Esta nova profissão, a de artista plástico, foi impulsionada não só pelo talento, mas também por uma preocupação muito séria pelo ambiente que o move, arriba acima, arriba abaixo, numa missão que pede força de corpo e força de espírito. É sob o pseudónimo Xico Gaivota que apresenta as suas peças, uma aventura que começou em 2017, quando foi com os filhos recolher plásticos para fazerem os presentes de Natal desse ano. O bichinho ficou, mas demorou até começar a divulgar as suas peças, uma fauna feita essencialmente de plástico errante encontrado, na sua maioria, pela Costa Vicentina, o seu “supermercado”, ou mais para norte, do Cabo da Roca à Ericeira. “Preciso muito de andar nas arribas, deste contacto com o mar. Vou a praias com acessos muito maus”, explica. E tudo tem um objectivo maior: o lixo não voltar nunca mais para o mar. “Posso ir recolher o lixo e o plástico e pôr no ecoponto certo. Mas a probabilidade desse lixo voltar ao mar é altíssima. A minha ideia é retirá-lo desse ciclo vicioso”. Não é por acaso que uma peça de Xico Gaivota possa chegar a pesar cerca de 20 kg, porque as entranhas destas obras têm muito material lá dentro. E a pegada ecológica de cada uma é a mínima possível, sem recurso, por exemplo, a colas, o que significa que o artista tem literalmente muito poder de encaixe.

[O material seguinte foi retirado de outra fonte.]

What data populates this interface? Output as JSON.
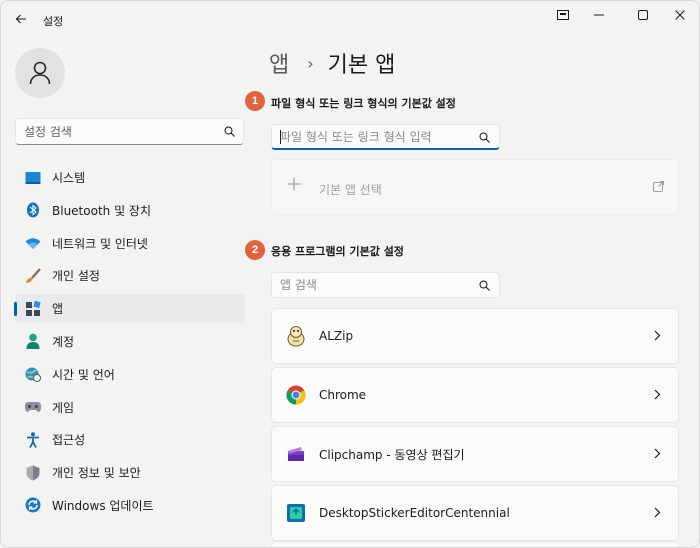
{
  "window": {
    "title": "설정",
    "controls": [
      "snap-icon",
      "minimize-icon",
      "maximize-icon",
      "close-icon"
    ]
  },
  "sidebar": {
    "search_placeholder": "설정 검색",
    "items": [
      {
        "label": "시스템",
        "icon": "system-icon",
        "selected": false
      },
      {
        "label": "Bluetooth 및 장치",
        "icon": "bluetooth-icon",
        "selected": false
      },
      {
        "label": "네트워크 및 인터넷",
        "icon": "wifi-icon",
        "selected": false
      },
      {
        "label": "개인 설정",
        "icon": "brush-icon",
        "selected": false
      },
      {
        "label": "앱",
        "icon": "apps-icon",
        "selected": true
      },
      {
        "label": "계정",
        "icon": "account-icon",
        "selected": false
      },
      {
        "label": "시간 및 언어",
        "icon": "globe-clock-icon",
        "selected": false
      },
      {
        "label": "게임",
        "icon": "gamepad-icon",
        "selected": false
      },
      {
        "label": "접근성",
        "icon": "accessibility-icon",
        "selected": false
      },
      {
        "label": "개인 정보 및 보안",
        "icon": "shield-icon",
        "selected": false
      },
      {
        "label": "Windows 업데이트",
        "icon": "update-icon",
        "selected": false
      }
    ]
  },
  "breadcrumb": {
    "parent": "앱",
    "separator": "›",
    "current": "기본 앱"
  },
  "section1": {
    "badge": "1",
    "title": "파일 형식 또는 링크 형식의 기본값 설정",
    "search_placeholder": "파일 형식 또는 링크 형식 입력",
    "default_app_label": "기본 앱 선택"
  },
  "section2": {
    "badge": "2",
    "title": "응용 프로그램의 기본값 설정",
    "search_placeholder": "앱 검색",
    "apps": [
      {
        "name": "ALZip",
        "icon": "alzip-icon"
      },
      {
        "name": "Chrome",
        "icon": "chrome-icon"
      },
      {
        "name": "Clipchamp - 동영상 편집기",
        "icon": "clipchamp-icon"
      },
      {
        "name": "DesktopStickerEditorCentennial",
        "icon": "sticker-editor-icon"
      }
    ]
  },
  "colors": {
    "accent": "#005fb8",
    "badge": "#e0653f",
    "background": "#f3f3f3"
  }
}
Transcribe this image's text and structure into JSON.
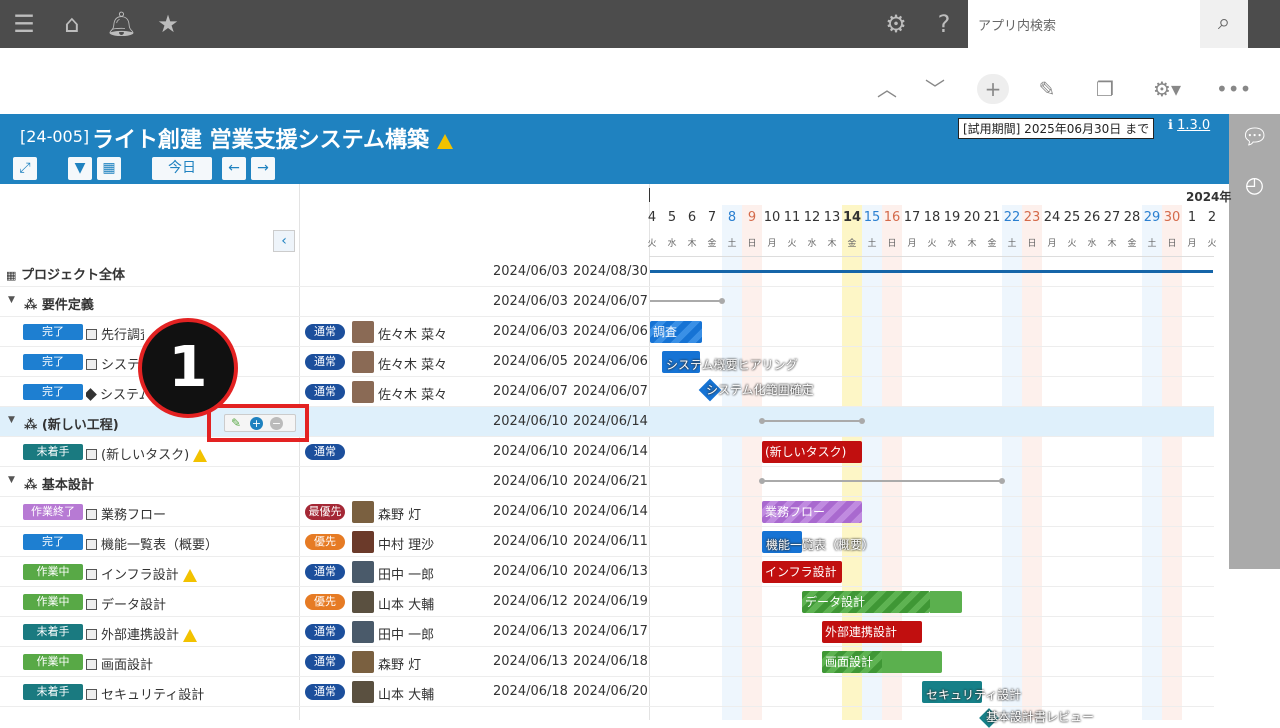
{
  "topbar": {
    "search_placeholder": "アプリ内検索"
  },
  "project": {
    "id": "[24-005]",
    "title": "ライト創建 営業支援システム構築",
    "trial": "[試用期間] 2025年06月30日 まで",
    "version": "1.3.0"
  },
  "header_buttons": {
    "today": "今日"
  },
  "calendar": {
    "year_label": "2024年",
    "days": [
      "4",
      "5",
      "6",
      "7",
      "8",
      "9",
      "10",
      "11",
      "12",
      "13",
      "14",
      "15",
      "16",
      "17",
      "18",
      "19",
      "20",
      "21",
      "22",
      "23",
      "24",
      "25",
      "26",
      "27",
      "28",
      "29",
      "30",
      "1",
      "2"
    ],
    "weekdays": [
      "火",
      "水",
      "木",
      "金",
      "土",
      "日",
      "月",
      "火",
      "水",
      "木",
      "金",
      "土",
      "日",
      "月",
      "火",
      "水",
      "木",
      "金",
      "土",
      "日",
      "月",
      "火",
      "水",
      "木",
      "金",
      "土",
      "日",
      "月",
      "火"
    ]
  },
  "rows": [
    {
      "type": "project",
      "name": "プロジェクト全体",
      "start": "2024/06/03",
      "end": "2024/08/30"
    },
    {
      "type": "phase",
      "name": "要件定義",
      "start": "2024/06/03",
      "end": "2024/06/07"
    },
    {
      "type": "task",
      "status": "完了",
      "name": "先行調査",
      "priority": "通常",
      "person": "佐々木 菜々",
      "start": "2024/06/03",
      "end": "2024/06/06"
    },
    {
      "type": "task",
      "status": "完了",
      "name": "システム概要ヒアリング",
      "priority": "通常",
      "person": "佐々木 菜々",
      "start": "2024/06/05",
      "end": "2024/06/06"
    },
    {
      "type": "milestone",
      "status": "完了",
      "name": "システム化範囲確定",
      "priority": "通常",
      "person": "佐々木 菜々",
      "start": "2024/06/07",
      "end": "2024/06/07"
    },
    {
      "type": "phase",
      "name": "(新しい工程)",
      "start": "2024/06/10",
      "end": "2024/06/14"
    },
    {
      "type": "task",
      "status": "未着手",
      "name": "(新しいタスク)",
      "priority": "通常",
      "person": "",
      "start": "2024/06/10",
      "end": "2024/06/14"
    },
    {
      "type": "phase",
      "name": "基本設計",
      "start": "2024/06/10",
      "end": "2024/06/21"
    },
    {
      "type": "task",
      "status": "作業終了",
      "name": "業務フロー",
      "priority": "最優先",
      "person": "森野 灯",
      "start": "2024/06/10",
      "end": "2024/06/14"
    },
    {
      "type": "task",
      "status": "完了",
      "name": "機能一覧表（概要）",
      "priority": "優先",
      "person": "中村 理沙",
      "start": "2024/06/10",
      "end": "2024/06/11"
    },
    {
      "type": "task",
      "status": "作業中",
      "name": "インフラ設計",
      "priority": "通常",
      "person": "田中 一郎",
      "start": "2024/06/10",
      "end": "2024/06/13"
    },
    {
      "type": "task",
      "status": "作業中",
      "name": "データ設計",
      "priority": "優先",
      "person": "山本 大輔",
      "start": "2024/06/12",
      "end": "2024/06/19"
    },
    {
      "type": "task",
      "status": "未着手",
      "name": "外部連携設計",
      "priority": "通常",
      "person": "田中 一郎",
      "start": "2024/06/13",
      "end": "2024/06/17"
    },
    {
      "type": "task",
      "status": "作業中",
      "name": "画面設計",
      "priority": "通常",
      "person": "森野 灯",
      "start": "2024/06/13",
      "end": "2024/06/18"
    },
    {
      "type": "task",
      "status": "未着手",
      "name": "セキュリティ設計",
      "priority": "通常",
      "person": "山本 大輔",
      "start": "2024/06/18",
      "end": "2024/06/20"
    }
  ],
  "bars": {
    "b0": "調査",
    "b1": "システム概要ヒアリング",
    "b2": "システム化範囲確定",
    "b3": "(新しいタスク)",
    "b4": "業務フロー",
    "b5": "機能一覧表（概要）",
    "b6": "インフラ設計",
    "b7": "データ設計",
    "b8": "外部連携設計",
    "b9": "画面設計",
    "b10": "セキュリティ設計",
    "b11": "基本設計書レビュー"
  },
  "callout": "1"
}
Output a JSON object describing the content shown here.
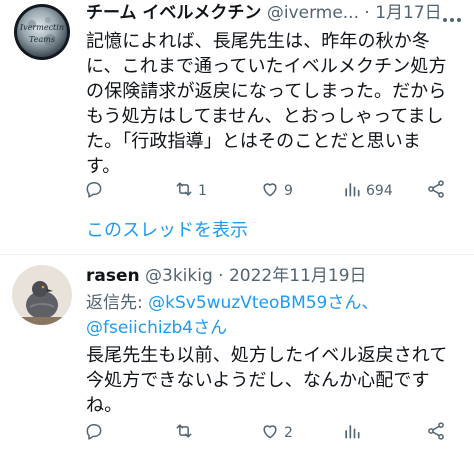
{
  "tweet1": {
    "author_name": "チーム イベルメクチン",
    "handle": "@iverme...",
    "separator": "·",
    "date": "1月17日",
    "avatar_text_line1": "Ivermectin",
    "avatar_text_line2": "Teams",
    "text_lines": [
      "記憶によれば、長尾先生は、昨年の秋か冬",
      "に、これまで通っていたイベルメクチン処方",
      "の保険請求が返戻になってしまった。だから",
      "もう処方はしてません、とおっしゃってまし",
      "た。「行政指導」とはそのことだと思いま",
      "す。"
    ],
    "actions": {
      "reply": "",
      "retweet": "1",
      "like": "9",
      "views": "694"
    },
    "thread_link": "このスレッドを表示"
  },
  "tweet2": {
    "author_name": "rasen",
    "handle": "@3kikig",
    "separator": "·",
    "date": "2022年11月19日",
    "reply_prefix": "返信先: ",
    "mention1": "@kSv5wuzVteoBM59さん、",
    "mention2": "@fseiichizb4さん",
    "text_lines": [
      "長尾先生も以前、処方したイベル返戻されて",
      "今処方できないようだし、なんか心配です",
      "ね。"
    ],
    "actions": {
      "reply": "",
      "retweet": "",
      "like": "2",
      "views": ""
    }
  },
  "colors": {
    "accent": "#1d9bf0",
    "secondary_text": "#536471",
    "primary_text": "#0f1419",
    "divider": "#eff3f4"
  },
  "icons": [
    "reply-icon",
    "retweet-icon",
    "like-icon",
    "views-icon",
    "share-icon",
    "more-icon"
  ]
}
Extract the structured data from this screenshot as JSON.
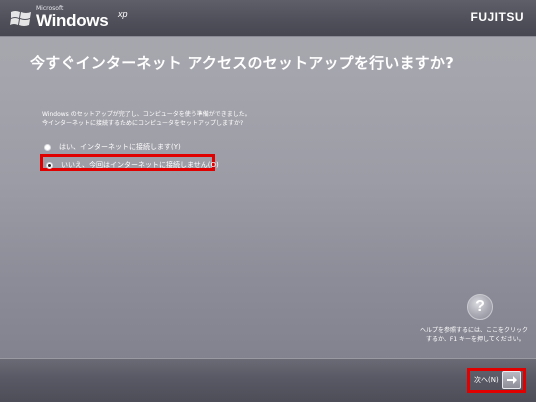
{
  "header": {
    "ms_label": "Microsoft",
    "os_name": "Windows",
    "os_suffix": "xp",
    "brand": "FUJITSU"
  },
  "main": {
    "title": "今すぐインターネット アクセスのセットアップを行いますか?",
    "description_line1": "Windows のセットアップが完了し、コンピュータを使う準備ができました。",
    "description_line2": "今インターネットに接続するためにコンピュータをセットアップしますか?",
    "options": [
      {
        "label": "はい、インターネットに接続します(Y)",
        "selected": false
      },
      {
        "label": "いいえ、今回はインターネットに接続しません(O)",
        "selected": true
      }
    ]
  },
  "help": {
    "icon": "question-mark-icon",
    "line1": "ヘルプを参照するには、ここをクリック",
    "line2": "するか、F1 キーを押してください。"
  },
  "footer": {
    "next_label": "次へ(N)",
    "next_icon": "arrow-right-icon"
  },
  "colors": {
    "highlight": "#e10000"
  }
}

Se quiser apreciar a técnica mais de perto ou mesmo comprar uma peça, o Reservatório da Mãe d’Água recebe uma exposição de Xico Gaivota entre 3 de Julho e 7 de Outubro, composta por empréstimos e novas obras que, no final de contas, contribuem para a missão global que é salvar este terceiro calhau a contar do Sol.
lixo.lx
Lixo: aquilo que se deita fora por não ter utilidade ou por ser velho. Metella Senni discorda. Italiana, é estudante de Mestrado em Antropologia na Universidade Nova e prepara a sua dissertação final em Antropologia do Ambiente, focada no desperdício alimentar e o que chama de “fenómeno da respiga”, ou seja, pessoas que recolhem comida desperdiçada nos caixotes do lixo dos supermercados, um estilo de vida que muitas vezes não nasce necessariamente de carências económicas.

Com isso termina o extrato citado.